彼が人気あるのは分かるけれど、何で僕が…。
「……冬夜は純粋だからだよ。今どき、冬夜みたいに頑張り屋で素直な子ってなかなかいないからね。おまけに美人だし」
「何それ」
「男ってそういうのが好きなんだと思うよ」
黒木くんは腕を組んで、伏し目がちに頬を緩ませた。
(純粋なものが好き、かぁ…)
そう言う彼はどうなんだろうか。他の男連中と同じことを思っているのだろうか?
「…黒木くんもそうなの?」
おそるおそる聞いてみたが、黒木くんはためらいなく首を縦に振った。
「…そうだよ。自分が汚れていることを知っているからね。純粋な心って憧れるんだよ。俺の場合、そういうやつに近づきたくなる。それは距離っていう意味よりかは目標に似てるけど」
「ふーん…」
黒木くんは自嘲的に笑いながら、コーヒーを啜った。この人には、確か人に言えないほど暗い過去があるという。それは何かは聞こうとは思わない。
……でも。
「…汚れてるなんて言わないで」
「え?」
黒木くんには似合わない。そんな言葉。
彼はきっと、他の連中とは違うと思う。
「黒木くんは汚れてなんかないよ。そんなこと言ったら僕なんか…」
一番愛しかった人を死の淵まで追いやってしまった過去がある。それでいてどうして、汚れていないというのだろう?
「…どうした、冬夜」
「だって…」
情けなくて、自分の言葉も尻すぼみになってしまう。一時の自分の感情に流されて起こした結果がこれだ。
自分は罪を負うべきなんだ。
「……まだ引きずってんのか? ……事故のこと」
僕は返事ができなかった。図星だからだ。
だって、自分のせいで人の人生を大幅に変えてしまったのに、どうして忘れられるだろうか?
引きずらない方がおかしい。
ましてや命より大切だった人を。
「…そうだよな、そう簡単には自分を許せないよな……」
彼の言葉は僕の心に寄り添うようにやさしくて、凝り固まった心がどろどろに溶けていく。
「黒木くん…っ」
ついに僕は胸の痛みに耐えられず、「あの人」がいなくなってからずっと抱え込んでいた心の闇をすべて吐き出した。
こんなこと、本当は話してはいけないのかもしれない。黒木くんに嫌な思いをさせてしまうかもしれない。でも彼は「気にするな」と言って、悩みを真剣に聞いてくれた。
お陰で帰る頃にはスッキリした気分になった。
「…ごめん……ありがとう」
「いいんだよ。今日は半分そのために来たんだろ?」
こうやって、話せる相手がいるのは本当にありがたいと思う。これまでに、何回か僕は黒木くんにお世話になった。問題は解決しないけれど、幾分心は軽くなる。
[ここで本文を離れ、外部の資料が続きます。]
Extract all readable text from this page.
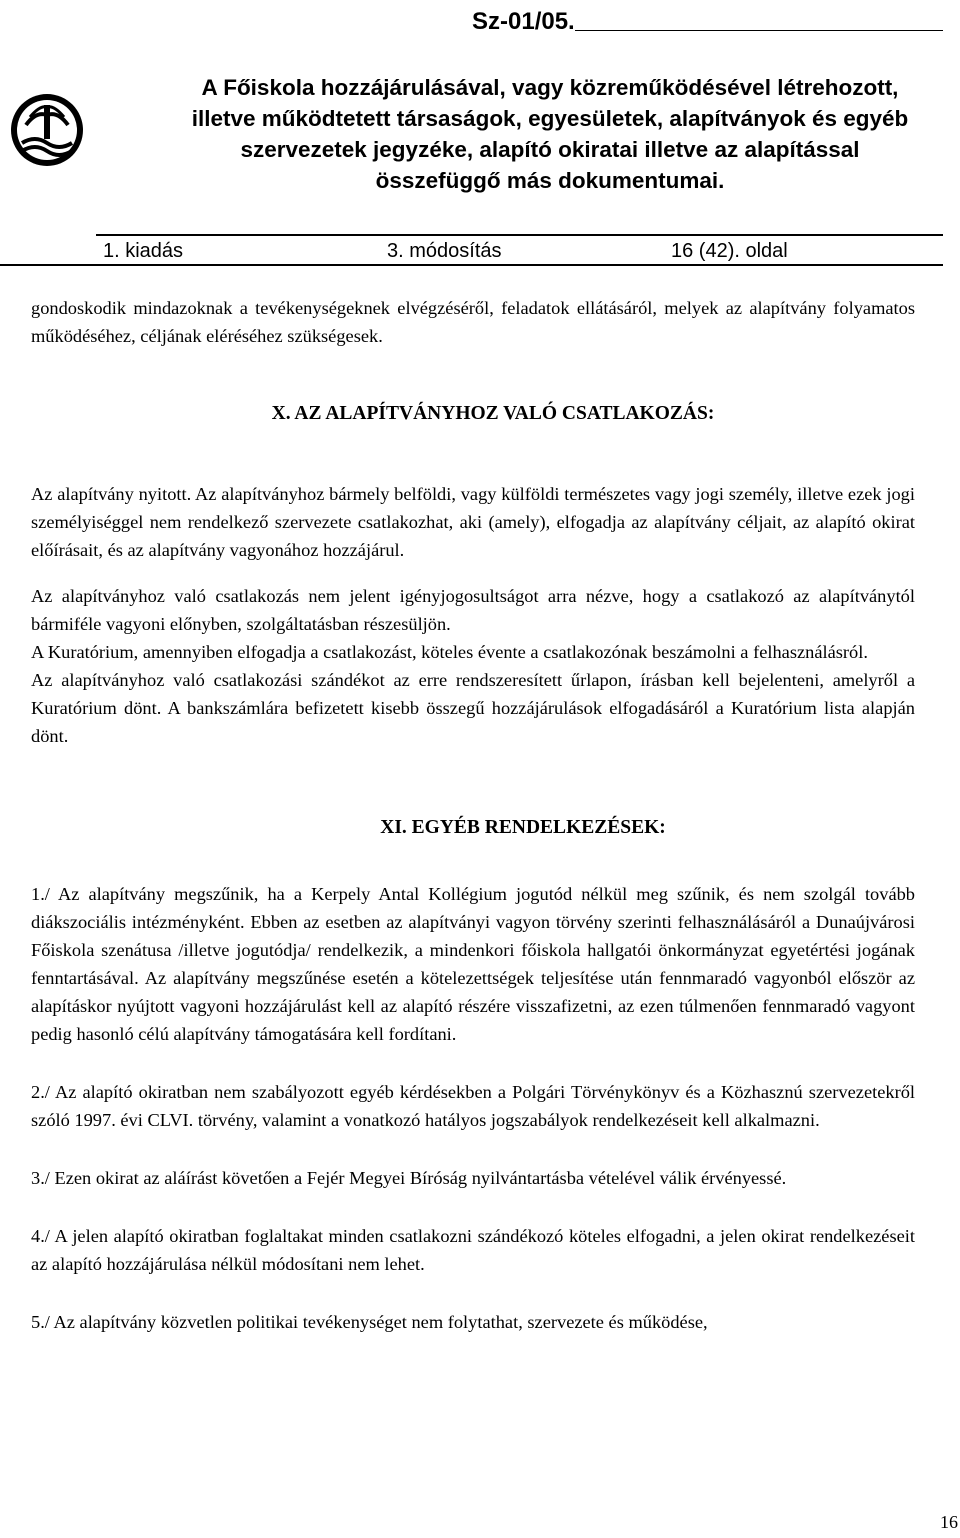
Sz-01/05.
A Főiskola hozzájárulásával, vagy közreműködésével létrehozott,
illetve működtetett társaságok, egyesületek, alapítványok és egyéb
szervezetek jegyzéke, alapító okiratai illetve az alapítással
összefüggő más dokumentumai.
1. kiadás	3. módosítás	16 (42). oldal

gondoskodik mindazoknak a tevékenységeknek elvégzéséről, feladatok ellátásáról, melyek az alapítvány folyamatos működéséhez, céljának eléréséhez szükségesek.

X. AZ ALAPÍTVÁNYHOZ VALÓ CSATLAKOZÁS:

Az alapítvány nyitott. Az alapítványhoz bármely belföldi, vagy külföldi természetes vagy jogi személy, illetve ezek jogi személyiséggel nem rendelkező szervezete csatlakozhat, aki (amely), elfogadja az alapítvány céljait, az alapító okirat előírásait, és az alapítvány vagyonához hozzájárul.

Az alapítványhoz való csatlakozás nem jelent igényjogosultságot arra nézve, hogy a csatlakozó az alapítványtól bármiféle vagyoni előnyben, szolgáltatásban részesüljön.

A Kuratórium, amennyiben elfogadja a csatlakozást, köteles évente a csatlakozónak beszámolni a felhasználásról.

Az alapítványhoz való csatlakozási szándékot az erre rendszeresített űrlapon, írásban kell bejelenteni, amelyről a Kuratórium dönt. A bankszámlára befizetett kisebb összegű hozzájárulások elfogadásáról a Kuratórium lista alapján dönt.

XI. EGYÉB RENDELKEZÉSEK:

1./ Az alapítvány megszűnik, ha a Kerpely Antal Kollégium jogutód nélkül meg szűnik, és nem szolgál tovább diákszociális intézményként. Ebben az esetben az alapítványi vagyon törvény szerinti felhasználásáról a Dunaújvárosi Főiskola szenátusa /illetve jogutódja/ rendelkezik, a mindenkori főiskola hallgatói önkormányzat egyetértési jogának fenntartásával. Az alapítvány megszűnése esetén a kötelezettségek teljesítése után fennmaradó vagyonból először az alapításkor nyújtott vagyoni hozzájárulást kell az alapító részére visszafizetni, az ezen túlmenően fennmaradó vagyont pedig hasonló célú alapítvány támogatására kell fordítani.

2./ Az alapító okiratban nem szabályozott egyéb kérdésekben a Polgári Törvénykönyv és a Közhasznú szervezetekről szóló 1997. évi CLVI. törvény, valamint a vonatkozó hatályos jogszabályok rendelkezéseit kell alkalmazni.

3./ Ezen okirat az aláírást követően a Fejér Megyei Bíróság nyilvántartásba vételével válik érvényessé.

4./ A jelen alapító okiratban foglaltakat minden csatlakozni szándékozó köteles elfogadni, a jelen okirat rendelkezéseit az alapító hozzájárulása nélkül módosítani nem lehet.

5./ Az alapítvány közvetlen politikai tevékenységet nem folytathat, szervezete és működése,

16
「しかしここまで純粋に想われて、幸せ者だな、あいつは」
「…え…」
「…何でもないよ。またつらくなったらいつでもおいで。抱え込むのが一番駄目だから」
「…うん、ありがとう」
うなずく僕に、黒木くんは笑って軽くウインクして見せた。やっぱり、どこをどうとっても彼は格好いい。
僕は黒木くんと別れて、大学を後にした。
一時的な充実感を味わいながら、僕は自分の本拠地に向かう。
いい加減、前に進まなければ。
そして、過去とはおさらばしなければ。
もう「あの人」を思い出さないように……。